The story centers around two young dragon riders who survived a bloody revolution. Antigone, “Annie,” is an orphan and a former serf. Her family was burned to death by dragonfire caused by their ruling dragonlord. Lee is a dragonlord’s son, who watched his family be butchered by revolutionaries. Because of this revolution, both Annie and Lee grew up in an orphanage together. For over seven years and despite their different backgrounds, they have become close friends and have trained to be the best dragonriders in Callipolis’ fleet. However, everything changes when survivors of the old government, the dragonlords, return with a dragon fleet of their own, ready to claim everything they have lost.

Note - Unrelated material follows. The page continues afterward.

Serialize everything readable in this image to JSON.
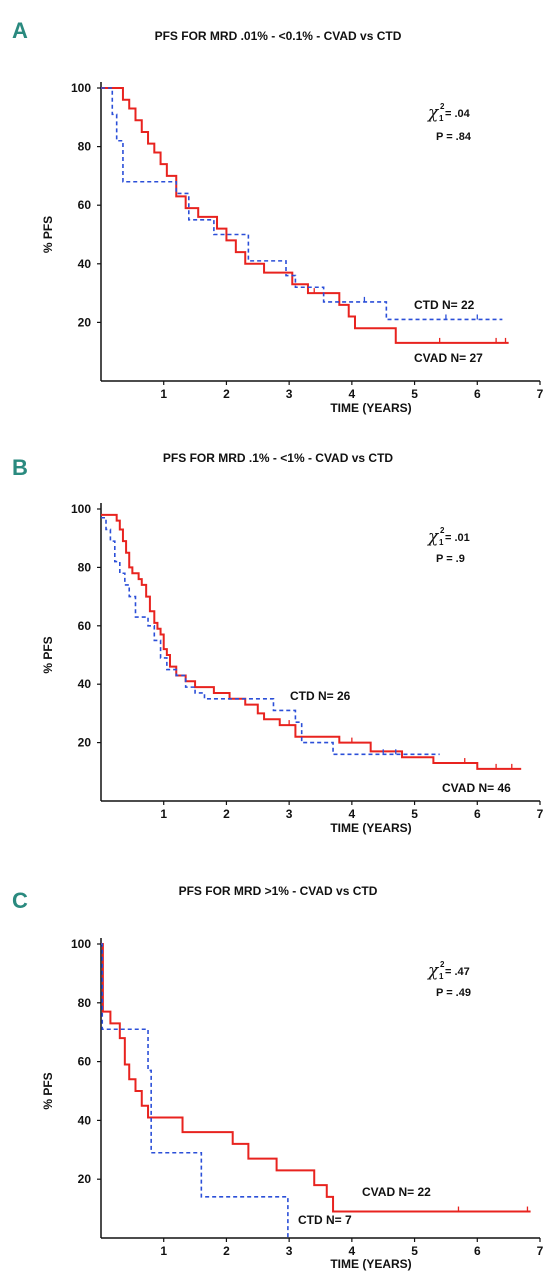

With war being inevitable, Lee’s relationship with Annie is thrown into the fire, as he has to make a choice between betraying his old family or the new one he has found in Annie and their peers. And Annie must make a choice between protecting Lee’s identity, or being the hero her city needs.
The world of Callipolis is fascinating, no doubt because its government is based off of Plato’s Republic. It is an island in the middle of the sea. Its whole system is based on something called the “metals test.” Every individual takes a test, and their score determines what “metal” (aka class) they will be for the rest of their lives. For example, those who test as iron are unskilled laborers, like textile and mine workers. Those who test gold are the philosophers, the poets, the scholarly. In Callipolis, your quality of life is dependent on the metal in your wristband. Munda also created an entire epic poem called The Aurelian Cycle, which is woven throughout the entire story. She truly has taken her time with the lore of this world, and it shows.

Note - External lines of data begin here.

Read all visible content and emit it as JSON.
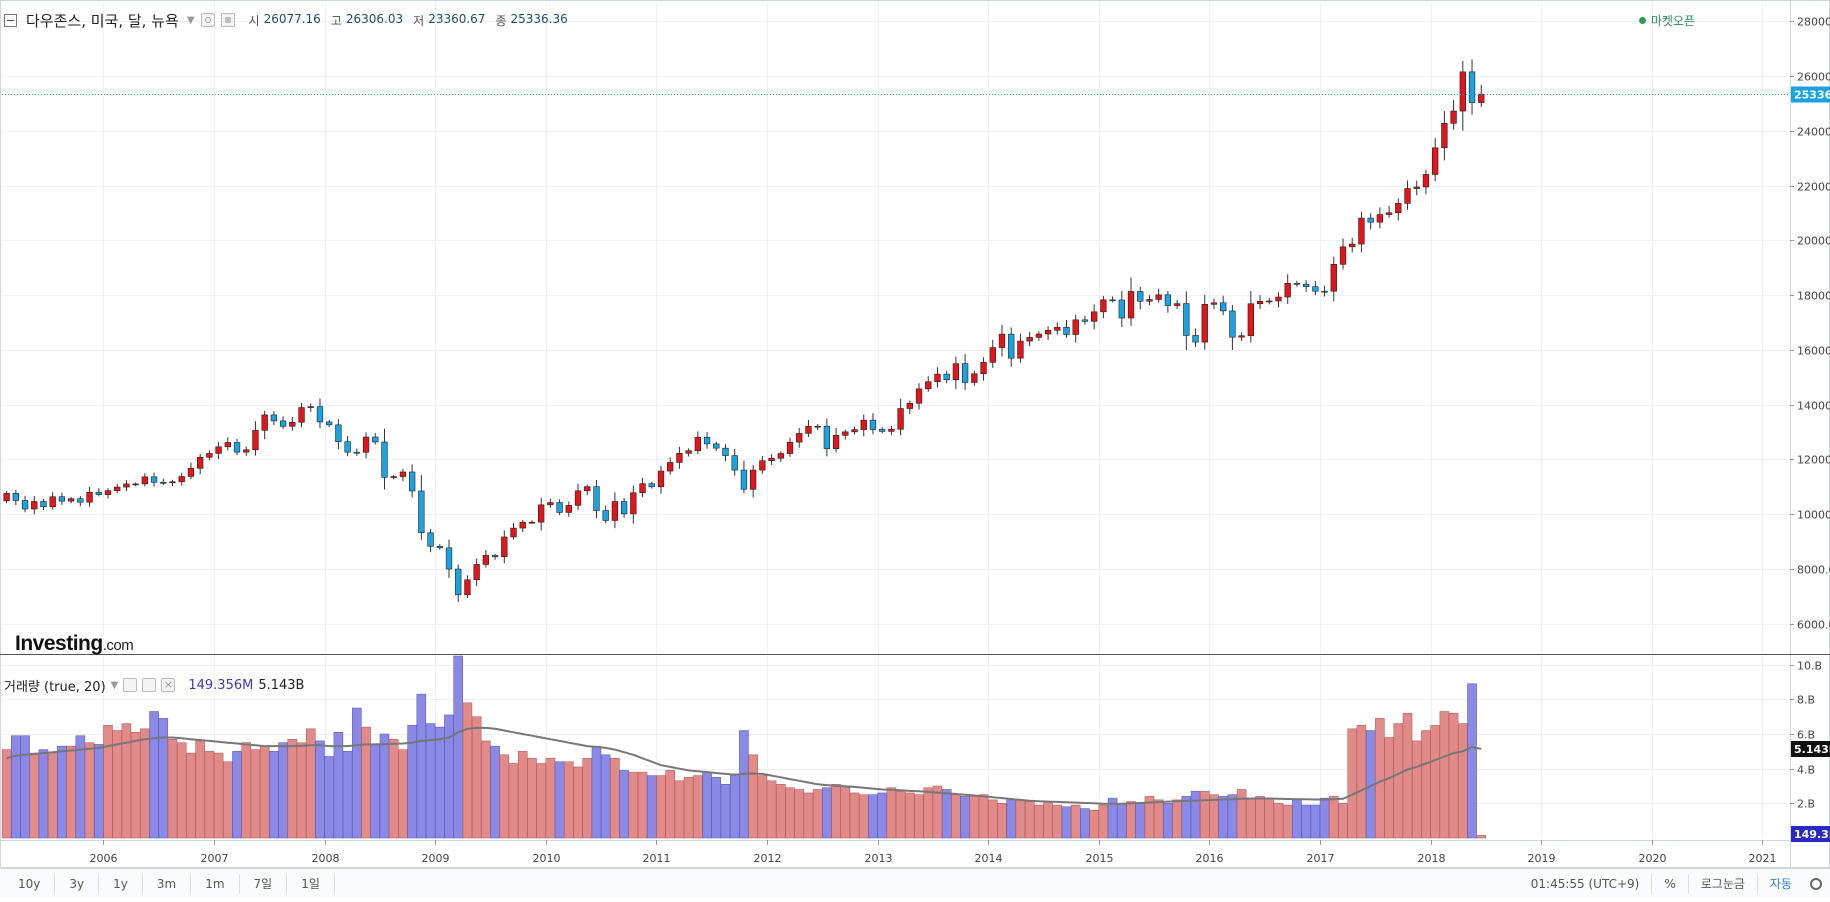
{
  "header": {
    "instrument": "다우존스, 미국, 달, 뉴욕",
    "ohlc": [
      {
        "label": "시",
        "value": "26077.16"
      },
      {
        "label": "고",
        "value": "26306.03"
      },
      {
        "label": "저",
        "value": "23360.67"
      },
      {
        "label": "종",
        "value": "25336.36"
      }
    ],
    "market_status": "마켓오픈",
    "market_status_color": "#2e9b57"
  },
  "volume_legend": {
    "label": "거래량 (true, 20)",
    "value1": "149.356M",
    "value2": "5.143B"
  },
  "logo": {
    "name": "Investing",
    "suffix": ".com"
  },
  "bottom_bar": {
    "ranges": [
      "10y",
      "3y",
      "1y",
      "3m",
      "1m",
      "7일",
      "1일"
    ],
    "time": "01:45:55 (UTC+9)",
    "options": [
      "%",
      "로그눈금",
      "자동"
    ],
    "active_option": "자동"
  },
  "colors": {
    "up": "#e3141c",
    "down": "#1ba3e0",
    "vol_up": "#e08a8a",
    "vol_down": "#8a8ae6",
    "ma_line": "#777777",
    "last_price_line": "#1aa3e0",
    "last_price_badge": "#1aa3e0",
    "vol_badge_dark": "#111111",
    "vol_badge_blue": "#2a2ac0"
  },
  "chart_data": {
    "type": "candlestick",
    "period": "monthly",
    "price_axis": {
      "ticks": [
        6000,
        8000,
        10000,
        12000,
        14000,
        16000,
        18000,
        20000,
        22000,
        24000,
        26000,
        28000
      ],
      "tick_labels": [
        "6000.0",
        "8000.0",
        "10000.0",
        "12000.0",
        "14000.0",
        "16000.0",
        "18000.0",
        "20000.0",
        "22000.0",
        "24000.0",
        "26000.0",
        "28000."
      ],
      "ylim": [
        4900,
        28700
      ]
    },
    "last_price": 25336.36,
    "last_price_label": "25336.",
    "volume_axis": {
      "ticks": [
        2,
        4,
        6,
        8,
        10
      ],
      "tick_labels": [
        "2.B",
        "4.B",
        "6.B",
        "8.B",
        "10.B"
      ],
      "ylim": [
        0,
        10.5
      ],
      "unit": "B"
    },
    "volume_ma_last": "5.143B",
    "volume_last": "149.35",
    "x_axis": {
      "years": [
        2006,
        2007,
        2008,
        2009,
        2010,
        2011,
        2012,
        2013,
        2014,
        2015,
        2016,
        2017,
        2018,
        2019,
        2020,
        2021
      ],
      "year_labels": [
        "2006",
        "2007",
        "2008",
        "2009",
        "2010",
        "2011",
        "2012",
        "2013",
        "2014",
        "2015",
        "2016",
        "2017",
        "2018",
        "2019",
        "2020",
        "2021"
      ],
      "start": "2005-02",
      "end": "2021-04"
    },
    "close": [
      10766,
      10504,
      10193,
      10467,
      10275,
      10641,
      10482,
      10569,
      10440,
      10806,
      10718,
      10865,
      10993,
      11109,
      11109,
      11367,
      11168,
      11150,
      11186,
      11381,
      11679,
      12081,
      12221,
      12463,
      12622,
      12269,
      12354,
      13063,
      13628,
      13409,
      13212,
      13358,
      13896,
      13930,
      13372,
      13265,
      12650,
      12266,
      12263,
      12820,
      12638,
      11350,
      11378,
      11544,
      10851,
      9325,
      8829,
      8776,
      8001,
      7062,
      7609,
      8168,
      8500,
      8447,
      9172,
      9496,
      9712,
      9713,
      10345,
      10428,
      10067,
      10325,
      10857,
      11009,
      10137,
      9774,
      10466,
      10015,
      10788,
      11118,
      11006,
      11578,
      11892,
      12226,
      12320,
      12811,
      12570,
      12414,
      12143,
      11614,
      10913,
      11613,
      11956,
      12046,
      12218,
      12633,
      12952,
      13212,
      13214,
      12393,
      12880,
      13009,
      13091,
      13437,
      13096,
      13026,
      13104,
      13861,
      14054,
      14579,
      14840,
      15116,
      14910,
      15500,
      14810,
      15130,
      15546,
      16086,
      16577,
      15699,
      16322,
      16458,
      16581,
      16717,
      16827,
      16563,
      17098,
      17043,
      17391,
      17828,
      17823,
      17165,
      18133,
      17776,
      17841,
      18011,
      17620,
      17690,
      16528,
      16285,
      17664,
      17720,
      17425,
      16466,
      16517,
      17685,
      17774,
      17787,
      17930,
      18432,
      18400,
      18308,
      18143,
      18142,
      19124,
      19763,
      19864,
      20812,
      20663,
      20941,
      21009,
      21350,
      21891,
      21948,
      22405,
      23377,
      24272,
      24719,
      26149,
      25029,
      25336
    ],
    "open_first": 10490,
    "volume_B": [
      5.1,
      5.9,
      5.9,
      4.9,
      5.1,
      4.9,
      5.3,
      5.3,
      5.9,
      5.5,
      5.4,
      6.5,
      6.2,
      6.6,
      6.1,
      6.3,
      7.3,
      6.9,
      5.7,
      5.5,
      4.9,
      5.6,
      5.0,
      4.9,
      4.4,
      5.0,
      5.5,
      5.1,
      5.3,
      5.0,
      5.5,
      5.7,
      5.5,
      6.3,
      5.6,
      4.7,
      6.1,
      5.0,
      7.5,
      6.4,
      5.4,
      6.0,
      5.7,
      5.1,
      6.5,
      8.3,
      6.6,
      6.4,
      7.1,
      10.5,
      7.8,
      7.0,
      5.6,
      5.3,
      4.8,
      4.3,
      5.0,
      4.6,
      4.3,
      4.6,
      4.4,
      4.4,
      4.1,
      4.6,
      5.3,
      4.8,
      4.6,
      3.9,
      3.8,
      3.8,
      3.6,
      3.6,
      3.9,
      3.3,
      3.5,
      3.6,
      3.8,
      3.5,
      3.1,
      3.7,
      6.2,
      4.8,
      3.6,
      3.3,
      3.1,
      2.9,
      2.8,
      2.6,
      2.8,
      2.9,
      3.1,
      2.9,
      2.6,
      2.5,
      2.5,
      2.6,
      2.9,
      2.7,
      2.6,
      2.5,
      2.9,
      3.0,
      2.8,
      2.5,
      2.4,
      2.4,
      2.5,
      2.2,
      2.0,
      2.2,
      2.2,
      2.1,
      1.9,
      2.1,
      1.9,
      1.8,
      1.9,
      1.7,
      1.6,
      1.9,
      2.3,
      2.0,
      2.1,
      2.0,
      2.4,
      2.2,
      2.0,
      2.2,
      2.4,
      2.7,
      2.7,
      2.5,
      2.4,
      2.5,
      2.8,
      2.3,
      2.4,
      2.3,
      2.0,
      1.9,
      2.2,
      1.9,
      1.9,
      2.3,
      2.4,
      2.0,
      6.3,
      6.5,
      6.2,
      6.9,
      5.8,
      6.6,
      7.2,
      5.6,
      6.2,
      6.5,
      7.3,
      7.2,
      6.6,
      8.9,
      0.15
    ],
    "volume_ma_B": [
      4.6,
      4.75,
      4.8,
      4.85,
      4.9,
      4.95,
      5.0,
      5.05,
      5.1,
      5.15,
      5.2,
      5.3,
      5.4,
      5.5,
      5.6,
      5.7,
      5.75,
      5.8,
      5.8,
      5.75,
      5.7,
      5.65,
      5.6,
      5.55,
      5.5,
      5.45,
      5.4,
      5.35,
      5.3,
      5.3,
      5.3,
      5.3,
      5.32,
      5.35,
      5.35,
      5.3,
      5.3,
      5.3,
      5.35,
      5.4,
      5.4,
      5.42,
      5.44,
      5.45,
      5.5,
      5.6,
      5.65,
      5.7,
      5.8,
      6.1,
      6.3,
      6.35,
      6.35,
      6.3,
      6.2,
      6.1,
      6.0,
      5.9,
      5.8,
      5.7,
      5.6,
      5.5,
      5.4,
      5.3,
      5.25,
      5.2,
      5.1,
      4.95,
      4.8,
      4.6,
      4.4,
      4.2,
      4.1,
      4.0,
      3.9,
      3.85,
      3.8,
      3.75,
      3.7,
      3.65,
      3.7,
      3.72,
      3.7,
      3.6,
      3.5,
      3.4,
      3.3,
      3.2,
      3.1,
      3.05,
      3.0,
      2.98,
      2.95,
      2.9,
      2.85,
      2.8,
      2.78,
      2.76,
      2.72,
      2.7,
      2.66,
      2.62,
      2.58,
      2.54,
      2.5,
      2.45,
      2.4,
      2.35,
      2.3,
      2.25,
      2.2,
      2.15,
      2.12,
      2.1,
      2.08,
      2.06,
      2.04,
      2.02,
      2.0,
      1.98,
      1.97,
      1.98,
      2.0,
      2.02,
      2.04,
      2.07,
      2.1,
      2.12,
      2.14,
      2.16,
      2.18,
      2.2,
      2.22,
      2.24,
      2.26,
      2.28,
      2.28,
      2.28,
      2.27,
      2.25,
      2.24,
      2.23,
      2.22,
      2.22,
      2.24,
      2.26,
      2.5,
      2.75,
      3.0,
      3.25,
      3.45,
      3.7,
      3.95,
      4.1,
      4.3,
      4.5,
      4.7,
      4.9,
      5.0,
      5.25,
      5.14
    ]
  }
}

Besides the world, I loved the characters. Both Annie and Lee felt alive and realistic. They had their own demons, but they also shared a deep bond together that was innocent and pure. It was awesome to see them truly be friends, rather than instant lovers. In fact, both Annie and Lee spend most of their time having relationships with other people. I also can’t pick who I like more. Lee is confident, yet desperately wants to be safe and loved. Annie is shy, yet fiercely determined. They are not perfect people. They make bad decisions. They also deal with the consequences of their decisions. Every action they do bears some weight with the story, which allows you to become fully invested in their plight to be the best dragonrider, protect their city, and find where they belong. In addition, Annie and Lee’s peers are all fantastic and fleshed-out characters. An entire book could easily be dedicated to any one of the side characters. Every single one felt like they mattered and added to the scene. I particularly loved Duck and Crissa.
Overall, Fireborne is everything I have ever wanted in a dragon fantasy. The dragons are important and not gimmicky. The dragon riding sounds like the most terrifying and amazing experience. The world has a fascinating government system and is on an island (so it has a gorgeous and intoxicating setting). Everything in this story feels important. I didn’t find myself skimming over any details. I cannot wait to read the second installment of this series, which is called The Aurelian Cycle. If you enjoy The Elder Scrolls: Skyrim or How to Train Your Dragon, you will probably love this story too.